Original Research

How paediatric HIV services weathered the COVID-19 storm in Tshwane District, South Africa

Michael Christie, Ahmad Haeri Mazanderani, Gayle Sherman, Ute Feucht
Southern African Journal of HIV Medicine | Vol 25, No 1 | a1557 | DOI: https://doi.org/10.4102/sajhivmed.v25i1.1557 | © 2024 Michael Christie, Ahmad Haeri Mazanderani, Gayle Sherman, Ute Feucht | This work is licensed under CC Attribution 4.0
Submitted: 08 December 2023 | Published: 20 May 2024

About the author(s)

Michael Christie, Department of Paediatrics and Child Health, Faculty of Health Sciences, University of Pretoria, Pretoria, South Africa; Research Centre for Maternal, Fetal, Newborn and Child Health Care Strategies, Faculty of Health Sciences, University of Pretoria, Pretoria, South Africa; and Research Unit for Maternal and Infant Health Care Strategies, South African Medical Research Council, Pretoria, South Africa
Ahmad Haeri Mazanderani, Centre for HIV and STIs, National Institute for Communicable Diseases, National Health Laboratory Service, Johannesburg, South Africa; and Department of Paediatrics and Child Health, Faculty of Health Sciences, University of the Witwatersrand, Johannesburg, South Africa
Gayle Sherman, Centre for HIV and STIs, National Institute for Communicable Diseases, National Health Laboratory Service, Johannesburg, South Africa; and Department of Paediatrics and Child Health, Faculty of Health Sciences, University of the Witwatersrand, Johannesburg, South Africa
Ute Feucht, Department of Paediatrics and Child Health, Faculty of Health Sciences, University of Pretoria, Pretoria, South Africa; Research Centre for Maternal, Fetal, Newborn and Child Health Care Strategies, Faculty of Health Sciences, University of Pretoria, Pretoria, South Africa; and Research Unit for Maternal and Infant Health Care Strategies, South African Medical Research Council, Pretoria, South Africa

Abstract

Background: The coronavirus disease 2019 (COVID-19) pandemic disrupted paediatric HIV services across South Africa. Shortly before COVID-19, updated national HIV guidelines were released.

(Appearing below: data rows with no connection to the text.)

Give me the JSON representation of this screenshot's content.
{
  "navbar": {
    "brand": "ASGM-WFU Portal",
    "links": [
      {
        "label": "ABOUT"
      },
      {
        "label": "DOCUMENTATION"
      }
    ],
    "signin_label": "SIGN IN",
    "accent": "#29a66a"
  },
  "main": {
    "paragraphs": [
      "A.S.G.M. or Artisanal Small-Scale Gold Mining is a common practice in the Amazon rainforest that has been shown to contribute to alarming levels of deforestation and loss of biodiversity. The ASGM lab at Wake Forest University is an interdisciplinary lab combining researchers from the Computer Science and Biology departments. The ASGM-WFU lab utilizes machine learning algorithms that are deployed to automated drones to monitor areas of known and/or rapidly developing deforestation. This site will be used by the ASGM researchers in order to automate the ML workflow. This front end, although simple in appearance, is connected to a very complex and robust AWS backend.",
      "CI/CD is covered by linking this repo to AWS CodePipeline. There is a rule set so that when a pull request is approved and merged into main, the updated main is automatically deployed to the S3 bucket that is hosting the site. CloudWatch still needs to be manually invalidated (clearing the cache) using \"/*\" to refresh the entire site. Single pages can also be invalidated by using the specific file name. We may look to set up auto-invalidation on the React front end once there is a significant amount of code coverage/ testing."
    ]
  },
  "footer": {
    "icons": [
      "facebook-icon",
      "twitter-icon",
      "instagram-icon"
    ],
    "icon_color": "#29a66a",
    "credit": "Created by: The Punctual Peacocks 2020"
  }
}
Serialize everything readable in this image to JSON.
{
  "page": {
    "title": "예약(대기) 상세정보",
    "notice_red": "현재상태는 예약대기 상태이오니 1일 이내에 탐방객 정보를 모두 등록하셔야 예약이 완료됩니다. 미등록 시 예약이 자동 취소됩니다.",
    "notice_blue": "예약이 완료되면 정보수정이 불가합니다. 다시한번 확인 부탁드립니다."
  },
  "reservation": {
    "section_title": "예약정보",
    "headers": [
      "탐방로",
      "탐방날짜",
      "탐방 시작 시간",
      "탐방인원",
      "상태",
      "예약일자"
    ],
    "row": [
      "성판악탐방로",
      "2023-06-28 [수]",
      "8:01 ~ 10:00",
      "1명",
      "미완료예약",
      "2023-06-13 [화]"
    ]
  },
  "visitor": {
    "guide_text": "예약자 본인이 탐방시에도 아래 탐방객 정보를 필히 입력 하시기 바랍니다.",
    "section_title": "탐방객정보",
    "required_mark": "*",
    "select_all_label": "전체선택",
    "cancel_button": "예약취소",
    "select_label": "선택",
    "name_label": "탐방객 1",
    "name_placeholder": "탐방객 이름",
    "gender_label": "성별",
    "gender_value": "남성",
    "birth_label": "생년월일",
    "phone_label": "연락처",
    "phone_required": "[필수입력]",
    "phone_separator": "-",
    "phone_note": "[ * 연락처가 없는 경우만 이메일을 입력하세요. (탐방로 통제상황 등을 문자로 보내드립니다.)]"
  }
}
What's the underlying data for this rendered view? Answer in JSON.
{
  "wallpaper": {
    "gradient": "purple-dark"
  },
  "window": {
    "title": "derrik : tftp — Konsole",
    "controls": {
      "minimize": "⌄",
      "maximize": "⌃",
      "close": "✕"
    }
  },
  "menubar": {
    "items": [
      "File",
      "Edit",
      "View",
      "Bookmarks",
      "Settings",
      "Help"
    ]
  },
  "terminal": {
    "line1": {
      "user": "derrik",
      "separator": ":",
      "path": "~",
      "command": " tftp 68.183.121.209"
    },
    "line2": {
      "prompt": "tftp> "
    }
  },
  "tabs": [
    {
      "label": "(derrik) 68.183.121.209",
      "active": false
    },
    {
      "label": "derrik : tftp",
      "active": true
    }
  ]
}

Objectives: This study describes COVID-19’s impact on paediatric HIV services in Tshwane District, South Africa.

Method: A retrospective review of National Institute for Communicable Diseases and District Health Information System data for Tshwane District from April 2019 to March 2022. Data included: Early Infant Diagnosis (EID), HIV viral load (VL) and CD4 monitoring and HIV management among children (< 15 years) living with HIV (CLHIV). Pre-pandemic (2019/2020) and pandemic periods (2020/2021, 2021/2022) were compared.

Results: Year-on-year, HIV testing improved at 10 weeks, 6 months, and 18 months, whereas birth testing decreased. HIV EID case rates were 485 (2019/2020), 410 (2020/2021) and 454 (2021/2022). HIV EID test positivity was 0.77% – 1.2%. Antiretroviral treatment initiation declined from 2019/2020 to 2020/2021, but improved in 2021/2022.

Initial HIV VL and CD4 testing declined, with HIV VL testing increasing in 2021/2022, and CD4 testing further declining. HIV VL suppression rate among CLHIV ranged from 69% to 73%.

Conclusion: Initially, COVID-19 resulted in reduced paediatric HIV services as children disengaged from care. Indicators eventually recovered to proximate pre-pandemic levels; however, compensatory increases did not occur. Thus, some children may not have returned to care.


Keywords

COVID-19; paediatric HIV; public health; HIV management; children living with HIV; HIV services.